Zusammenfassung von Deutsche Literatur im Spätmittelalter
Deutsche Literatur im Spätmittelalter: Merkmale & Werke
Einführung
Die Periode zwischen Spätmittelalter und Frühneuzeit markiert einen kulturellen Wandel: Das Bürgertum in den Städten tritt als prägende Kraft der Literatur- und Bildungsentwicklung hervor. Technische Innovationen (Papier, Buchdruck) und städtische Institutionen (Schulen, religiöse Gemeinschaften) führten zu größerer Verbreitung von Schrift und neuen literarischen Gattungen.
Definition: "Bürgertum" bezeichnet hier die städtischen Schichten wie Handwerker und Kaufleute, die soziale und kulturelle Veränderungen vorantrieben.
Übersicht: Träger, Medien und Zentren
- Träger: Bürgertum (Handwerker, Kaufleute), weiterhin Kirche als Institution
- Medien: Papier statt Pergament, Buchdruck (ab ca. 1460) → Massenverbreitung von Texten
- Zentren: Städte mit Schulen und religiösen Gemeinschaften
Definition: "Buchdruck" – die Technik, Drucktypen zu verwenden, um viele Exemplare eines Textes herzustellen; entscheidend für die Verbreitung von Wissen.
Sprachliche Entwicklungen
- Frühneuhochdeutsch: beginnende stärkere Vereinheitlichung der Schriftsprache
- Schriftlichkeit und Lesefähigkeit nehmen zu, wodurch Inhalte breitere Bevölkerungsschichten erreichen
Wichtige literarische Veränderungen
- Übergang von handschriftlicher Manuskriptkultur zu gedruckten Büchern
- Vielfalt an Gattungen: Lyrik, Drama, Prosa in neuen bürgerlichen Formen
I. Neue bürgerliche Lyrik
Die bürgerliche Lyrik ab dem späten 15. Jahrhundert ist stark geprägt von städtischen Lebenswelten und Handwerkertraditionen.

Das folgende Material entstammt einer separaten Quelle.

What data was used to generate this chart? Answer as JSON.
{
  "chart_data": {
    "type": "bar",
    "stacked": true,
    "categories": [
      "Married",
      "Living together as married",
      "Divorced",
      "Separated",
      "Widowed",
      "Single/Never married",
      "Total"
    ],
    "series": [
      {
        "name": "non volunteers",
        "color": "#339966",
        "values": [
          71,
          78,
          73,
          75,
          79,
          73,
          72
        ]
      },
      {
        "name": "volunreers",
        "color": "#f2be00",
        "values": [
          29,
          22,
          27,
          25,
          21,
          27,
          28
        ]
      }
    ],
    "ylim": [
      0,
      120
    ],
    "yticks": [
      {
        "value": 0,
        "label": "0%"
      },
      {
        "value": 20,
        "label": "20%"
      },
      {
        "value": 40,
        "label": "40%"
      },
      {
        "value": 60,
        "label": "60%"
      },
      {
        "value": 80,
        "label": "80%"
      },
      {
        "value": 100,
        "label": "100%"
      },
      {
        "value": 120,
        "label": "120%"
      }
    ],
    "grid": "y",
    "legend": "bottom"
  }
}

a) Meistersang (Meistergesang)
- Entstand gegen Ende des 15. Jh. als bürgerliche Sing- und Dichttradition
- Vorbild: ritterlicher Minnesang, doch formal und inhaltlich bürgerlich modifiziert
- Träger: Zünfte und Werkmeister (z. B. Färber, Schneider, Lehrer)
- Charakteristika:
- Meist ohne Instrumentalbegleitung gesungen
- Strenge Regeln und Handwerksmetaphern
- Bedeutende Namen: Hans Folz, Hans Sachs (Hausdichter/Meistersinger)
- Sprache: oft einfacher als Minnesang, Alltagsbezug
Definition: "Meistersang" – städtische Dicht- und Sängergemeinschaft mit festen Regeln und Praxis des Wettliederschreibens.
b) Volkslied
- Entwickelte sich parallel zur niederen Minne
- Inhalte: einfache Liebeslieder, Alltagsszenen, Kinder- und Arbeiterlieder
- Form: eingängige Melodien, leicht merkbare Strophen
c) Kirchenlied
- Übersetzungen und Volkstümlichung lateinischer Hymnen
- Oft Übernahme von Melodien der Volkslieder
- Ziel: religiöse Inhalte für Laien zugänglich machen
II. Neue bürgerliche Dramatik
Das städtische Theater entwickelt sich aus liturgischen Spielen und volkstümlichen Aufführungen.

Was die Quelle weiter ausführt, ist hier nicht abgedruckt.